Я помню лишь одно зловещее событие на нашем пути к побережью. Караван из семи повозок должен был остановиться в доме сестры одного из маминых друзей по музыкальным вечерам. Но когда мы подъехали, хутор оказался покинутым. Сломанные, наполовину сорванные с петель двери с заунывным стуком бились о косяк. Шкафы разворочены, одежда раскидана по полу, посуда перебита, мухи жужжат над изорванной одеждой, она пахнет кровью, сказала мама.

Взрослые спорили о том, что делать дальше. Мама пыталась дозвониться в город, в полицию, но телефон молчал, трубка безжизненно висела на черном проводе. Хозяйка уехала или ее увезли силой?
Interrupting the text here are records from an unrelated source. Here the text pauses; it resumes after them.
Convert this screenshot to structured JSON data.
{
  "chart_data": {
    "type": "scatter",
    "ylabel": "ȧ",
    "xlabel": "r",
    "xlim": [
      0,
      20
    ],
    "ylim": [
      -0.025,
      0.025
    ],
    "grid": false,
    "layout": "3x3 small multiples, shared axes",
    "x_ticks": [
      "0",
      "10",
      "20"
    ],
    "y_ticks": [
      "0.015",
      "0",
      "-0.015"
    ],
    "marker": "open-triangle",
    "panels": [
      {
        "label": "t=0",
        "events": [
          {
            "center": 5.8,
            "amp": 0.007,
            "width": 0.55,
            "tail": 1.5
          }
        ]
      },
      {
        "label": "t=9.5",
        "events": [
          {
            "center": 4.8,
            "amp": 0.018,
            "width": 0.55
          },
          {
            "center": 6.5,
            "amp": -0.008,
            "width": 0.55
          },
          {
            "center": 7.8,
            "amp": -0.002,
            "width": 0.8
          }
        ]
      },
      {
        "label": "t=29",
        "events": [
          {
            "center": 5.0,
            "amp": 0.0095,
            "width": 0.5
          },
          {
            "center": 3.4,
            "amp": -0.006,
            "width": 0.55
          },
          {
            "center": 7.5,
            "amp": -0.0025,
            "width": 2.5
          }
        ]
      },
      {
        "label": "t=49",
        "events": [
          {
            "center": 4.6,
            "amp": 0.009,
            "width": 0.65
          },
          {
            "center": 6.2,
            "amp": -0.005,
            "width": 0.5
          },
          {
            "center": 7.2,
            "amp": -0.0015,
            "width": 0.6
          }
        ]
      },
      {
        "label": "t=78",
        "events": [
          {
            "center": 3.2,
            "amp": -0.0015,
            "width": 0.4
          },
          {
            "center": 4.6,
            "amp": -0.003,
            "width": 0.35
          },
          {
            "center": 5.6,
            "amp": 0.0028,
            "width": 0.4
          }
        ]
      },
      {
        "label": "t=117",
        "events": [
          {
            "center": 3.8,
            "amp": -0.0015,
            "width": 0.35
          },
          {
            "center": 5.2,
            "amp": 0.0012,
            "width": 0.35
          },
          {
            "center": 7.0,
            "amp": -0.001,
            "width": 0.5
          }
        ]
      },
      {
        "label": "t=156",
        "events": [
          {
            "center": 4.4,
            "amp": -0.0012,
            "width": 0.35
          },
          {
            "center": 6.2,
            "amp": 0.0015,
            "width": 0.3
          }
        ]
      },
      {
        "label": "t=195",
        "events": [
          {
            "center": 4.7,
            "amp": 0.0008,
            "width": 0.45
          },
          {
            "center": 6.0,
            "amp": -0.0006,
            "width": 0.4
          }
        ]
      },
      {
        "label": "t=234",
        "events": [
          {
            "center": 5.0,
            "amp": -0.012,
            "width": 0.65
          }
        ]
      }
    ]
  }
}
Арестовали ее фашисты или увели с собой русские партизаны, бородатые люди с бегающими глазами, которые жили в лесах? Неделю назад двое партизан зашли и в наш дом, угрожали нам, выспрашивали, а бабушка, мамина мама, не растерялась, сказала, что все мужчины работают в поле за холмом и придут домой в полдень, хотя все они уехали в Ригу в надежде заказать билеты на пароход, последний, отплывающий из Латвии.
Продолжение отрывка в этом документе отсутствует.